Illinois Medicaid payments, by many accounts, are substantially below reasonable remuneration and doctors taking Medicaid patients do so at their personal cost. Last month the Illinois Attorney General, Lisa Madigan, filed an antitrust action under the Illinois Antitrust Act against two physician groups representing ninety percent (90%) of the primary care market in Champaign County, Illinois for boycotting new Medicaid patients. The case, The People of the State of Illinois ex rel. Lisa Madigan v.

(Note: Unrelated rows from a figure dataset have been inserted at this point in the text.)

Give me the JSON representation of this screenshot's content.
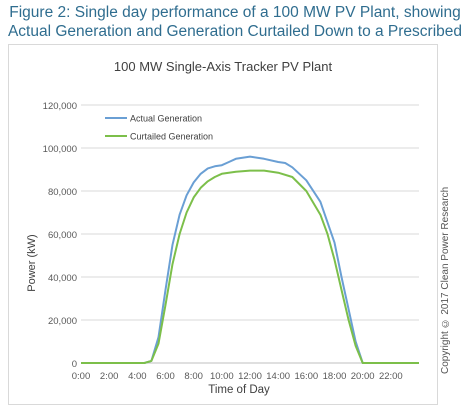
{
  "caption": "Figure 2: Single day performance of a 100 MW PV Plant, showing Actual Generation and Generation Curtailed Down to a Prescribed Forecast",
  "copyright": "Copyright © 2017 Clean Power Research",
  "chart_data": {
    "type": "line",
    "title": "100 MW Single-Axis Tracker PV Plant",
    "xlabel": "Time of Day",
    "ylabel": "Power (kW)",
    "ylim": [
      0,
      120000
    ],
    "yticks": [
      "0",
      "20,000",
      "40,000",
      "60,000",
      "80,000",
      "100,000",
      "120,000"
    ],
    "xlim": [
      0,
      24
    ],
    "xticks": [
      "0:00",
      "2:00",
      "4:00",
      "6:00",
      "8:00",
      "10:00",
      "12:00",
      "14:00",
      "16:00",
      "18:00",
      "20:00",
      "22:00"
    ],
    "grid": "horizontal",
    "legend_position": "top-left",
    "series": [
      {
        "name": "Actual Generation",
        "color": "#6a9fd4",
        "x": [
          0,
          4.5,
          5.0,
          5.5,
          6.0,
          6.5,
          7.0,
          7.5,
          8.0,
          8.5,
          9.0,
          9.5,
          10.0,
          10.5,
          11.0,
          12.0,
          13.0,
          14.0,
          14.5,
          15.0,
          16.0,
          17.0,
          18.0,
          18.5,
          19.0,
          19.5,
          20.0,
          24.0
        ],
        "values": [
          0,
          0,
          1000,
          12000,
          34000,
          55000,
          69000,
          78000,
          84000,
          88000,
          90500,
          91500,
          92000,
          93500,
          95000,
          96000,
          95000,
          93500,
          93000,
          91000,
          85000,
          75000,
          56000,
          40000,
          25000,
          10000,
          0,
          0
        ]
      },
      {
        "name": "Curtailed Generation",
        "color": "#7cbf4a",
        "x": [
          0,
          4.5,
          5.0,
          5.5,
          6.0,
          6.5,
          7.0,
          7.5,
          8.0,
          8.5,
          9.0,
          9.5,
          10.0,
          11.0,
          12.0,
          13.0,
          14.0,
          15.0,
          16.0,
          17.0,
          17.5,
          18.0,
          18.5,
          19.0,
          19.5,
          20.0,
          24.0
        ],
        "values": [
          0,
          0,
          1000,
          9000,
          27000,
          46000,
          60000,
          70000,
          77000,
          81500,
          84500,
          86500,
          88000,
          89000,
          89500,
          89500,
          88500,
          86500,
          80000,
          69000,
          60000,
          48000,
          34000,
          20000,
          8000,
          0,
          0
        ]
      }
    ]
  }
}
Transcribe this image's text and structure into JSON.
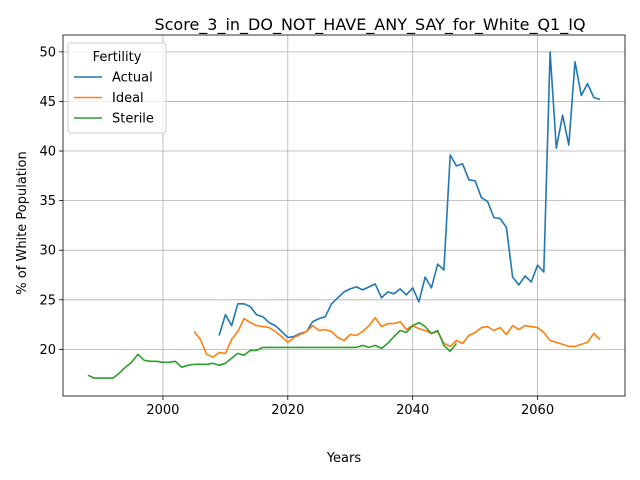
{
  "chart_data": {
    "type": "line",
    "title": "Score_3_in_DO_NOT_HAVE_ANY_SAY_for_White_Q1_IQ",
    "xlabel": "Years",
    "ylabel": "% of White Population",
    "xlim": [
      1984,
      2074
    ],
    "ylim": [
      15.3,
      51.7
    ],
    "xticks": [
      2000,
      2020,
      2040,
      2060
    ],
    "yticks": [
      20,
      25,
      30,
      35,
      40,
      45,
      50
    ],
    "grid": true,
    "legend": {
      "title": "Fertility",
      "placement": "top-left"
    },
    "series": [
      {
        "name": "Actual",
        "color": "#1f77b4",
        "x": [
          2009,
          2010,
          2011,
          2012,
          2013,
          2014,
          2015,
          2016,
          2017,
          2018,
          2019,
          2020,
          2021,
          2022,
          2023,
          2024,
          2025,
          2026,
          2027,
          2028,
          2029,
          2030,
          2031,
          2032,
          2033,
          2034,
          2035,
          2036,
          2037,
          2038,
          2039,
          2040,
          2041,
          2042,
          2043,
          2044,
          2045,
          2046,
          2047,
          2048,
          2049,
          2050,
          2051,
          2052,
          2053,
          2054,
          2055,
          2056,
          2057,
          2058,
          2059,
          2060,
          2061,
          2062,
          2063,
          2064,
          2065,
          2066,
          2067,
          2068,
          2069,
          2070
        ],
        "y": [
          21.4,
          23.5,
          22.4,
          24.6,
          24.6,
          24.3,
          23.5,
          23.3,
          22.7,
          22.4,
          21.8,
          21.2,
          21.3,
          21.6,
          21.8,
          22.8,
          23.1,
          23.3,
          24.6,
          25.2,
          25.8,
          26.1,
          26.3,
          26.0,
          26.3,
          26.6,
          25.2,
          25.8,
          25.6,
          26.1,
          25.5,
          26.2,
          24.8,
          27.3,
          26.2,
          28.6,
          28.0,
          39.6,
          38.5,
          38.7,
          37.1,
          37.0,
          35.3,
          34.9,
          33.3,
          33.2,
          32.3,
          27.3,
          26.5,
          27.4,
          26.8,
          28.5,
          27.8,
          50.0,
          40.3,
          43.6,
          40.6,
          49.0,
          45.6,
          46.8,
          45.4,
          45.2
        ]
      },
      {
        "name": "Ideal",
        "color": "#ff7f0e",
        "x": [
          2005,
          2006,
          2007,
          2008,
          2009,
          2010,
          2011,
          2012,
          2013,
          2014,
          2015,
          2016,
          2017,
          2018,
          2019,
          2020,
          2021,
          2022,
          2023,
          2024,
          2025,
          2026,
          2027,
          2028,
          2029,
          2030,
          2031,
          2032,
          2033,
          2034,
          2035,
          2036,
          2037,
          2038,
          2039,
          2040,
          2041,
          2042,
          2043,
          2044,
          2045,
          2046,
          2047,
          2048,
          2049,
          2050,
          2051,
          2052,
          2053,
          2054,
          2055,
          2056,
          2057,
          2058,
          2059,
          2060,
          2061,
          2062,
          2063,
          2064,
          2065,
          2066,
          2067,
          2068,
          2069,
          2070
        ],
        "y": [
          21.8,
          21.0,
          19.5,
          19.2,
          19.7,
          19.6,
          21.0,
          21.8,
          23.1,
          22.7,
          22.4,
          22.3,
          22.2,
          21.8,
          21.3,
          20.7,
          21.2,
          21.5,
          21.8,
          22.4,
          21.9,
          22.0,
          21.8,
          21.2,
          20.9,
          21.5,
          21.4,
          21.8,
          22.4,
          23.2,
          22.3,
          22.6,
          22.6,
          22.8,
          22.0,
          22.4,
          22.1,
          21.9,
          21.6,
          21.8,
          20.6,
          20.3,
          20.9,
          20.6,
          21.4,
          21.7,
          22.2,
          22.3,
          21.9,
          22.2,
          21.5,
          22.4,
          22.0,
          22.4,
          22.3,
          22.2,
          21.7,
          20.9,
          20.7,
          20.5,
          20.3,
          20.3,
          20.5,
          20.7,
          21.6,
          21.0
        ]
      },
      {
        "name": "Sterile",
        "color": "#2ca02c",
        "x": [
          1988,
          1989,
          1990,
          1991,
          1992,
          1993,
          1994,
          1995,
          1996,
          1997,
          1998,
          1999,
          2000,
          2001,
          2002,
          2003,
          2004,
          2005,
          2006,
          2007,
          2008,
          2009,
          2010,
          2011,
          2012,
          2013,
          2014,
          2015,
          2016,
          2017,
          2018,
          2019,
          2020,
          2021,
          2022,
          2023,
          2024,
          2025,
          2026,
          2027,
          2028,
          2029,
          2030,
          2031,
          2032,
          2033,
          2034,
          2035,
          2036,
          2037,
          2038,
          2039,
          2040,
          2041,
          2042,
          2043,
          2044,
          2045,
          2046,
          2047
        ],
        "y": [
          17.4,
          17.1,
          17.1,
          17.1,
          17.1,
          17.6,
          18.2,
          18.7,
          19.5,
          18.9,
          18.8,
          18.8,
          18.7,
          18.7,
          18.8,
          18.2,
          18.4,
          18.5,
          18.5,
          18.5,
          18.6,
          18.4,
          18.6,
          19.1,
          19.6,
          19.4,
          19.9,
          19.9,
          20.2,
          20.2,
          20.2,
          20.2,
          20.2,
          20.2,
          20.2,
          20.2,
          20.2,
          20.2,
          20.2,
          20.2,
          20.2,
          20.2,
          20.2,
          20.2,
          20.4,
          20.2,
          20.4,
          20.1,
          20.6,
          21.3,
          21.9,
          21.7,
          22.4,
          22.7,
          22.3,
          21.6,
          21.9,
          20.4,
          19.8,
          20.6
        ]
      }
    ]
  }
}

Carle Clinic Association, P.C.; Christie Clinic, P.C. (No. 07h115) is pending in the Sixth Judicial Circuit, Campaign County, Illinois, and asserts two counts under the state statute, which makes it illegal to:
make any contract with, or engage in any combination or conspiracy with, any person who is, or but for a prior agreement would be, a competitor of such person:
a. for the purpose or with the effect of fixing, controlling or maintaining the price or rate charged for any commodity sold or bought by the parties thereto, or the fee charged or paid for any service performed or received by the parties thereto;
b. fixing, controlling, maintaining, limiting, or discontinuing the production, manufacture, mining, sale or supply of any commodity, or the sale or supply of any service, for the purpose or with the effect stated in paragraph a. of subsection (1).
The Attorney General in her complaint repeatedly refers to the intent to “raise” prices, not to maintain or control as set forth in the statute and may have some problems in enforcing the statute, but the evidence of an agreement to boycott seems strong, including the following:
• Executives for both clinics met in period prior to boycott in private meetings and at meetings of the Frances Nelson Health Center, a free clinic supported by both groups;
• The two groups adopted near identical restrictive policies regarding taking on Medicaid patients, so similar as to preclude coincidence;
• The two groups adopted near identical “scripts” for intake to turn away new Medicaid patients.
• Both groups stopped taking new Medicaid patients at about the same time.
What about the Thirteenth Amendment to the U.S. Constitution barring slavery? Can the government force private physicians to provide medical services at unacceptable rates? Well no, but state and federal governments can enforce antitrust laws precluding illegal agreements and combinations even in support of socially important objectives.
In F.T.C. v. Superior Court Trial Lawyers Association, 493 U.S. 411 (1990), the Supreme Court grappled with a similar issue.
In the District of Columbia Superior Court, indigent criminal defendants were generally represented by a panel of Criminal Justice Act lawyers receiving marginal and unacceptably low compensation. There were 1200 lawyers on the panel, but a group of 100 lawyers carried most of the water. The Trial Lawyers Association developed a “strike committee” in sympathy for the underpaid panelists and organized a refusal to accept appointments. Only 13 of the 100 CJA regulars continued to accept appointments leading to an effective shutdown of the justice system until the compensation rates were increased. The Administrative Law Judge hearing the complaint acknowledged the inappropriate conduct but ruled that “no harm” has been done.
Justice Stevens, writing for the majority, held that the boycott was per se illegal and not merely an “expressive boycott.” He indicated that even if the wisdom of the enforcement proceeding was questionable, even if the boycott supported a worthwhile but unpopular cause, even if the rates were unreasonably low and would not otherwise have been raised, the action remained a classic restraint of trade. He went on to say: "The social justifications proffered for respondent’s restraint of trade do not make it any less unlawful."
The minority, including Justices Brennan and Marshall, felt the decision impinged on the venerable tradition of expressive boycotts protected by the First Amendment. See Citizens Against Rent Control/Coalition for Fair Housing v. Berkeley, 454 U.S. 290 (1981). (“There are, of course, some activities, legal if engaged in by one, yet illegal if performed in concert with others, but political expression is not one of them.”)
In the Trial Lawyers case there was some debate as to whether the resultant increase was a product of the market power of the defendants or of political expression. It didn’t much matter in the end. Here the two clinic defendants collectively and individually have overwhelming market power and appear to have been unable to resist the temptations of collective action between them, even if the goals were laudable — not a wise move.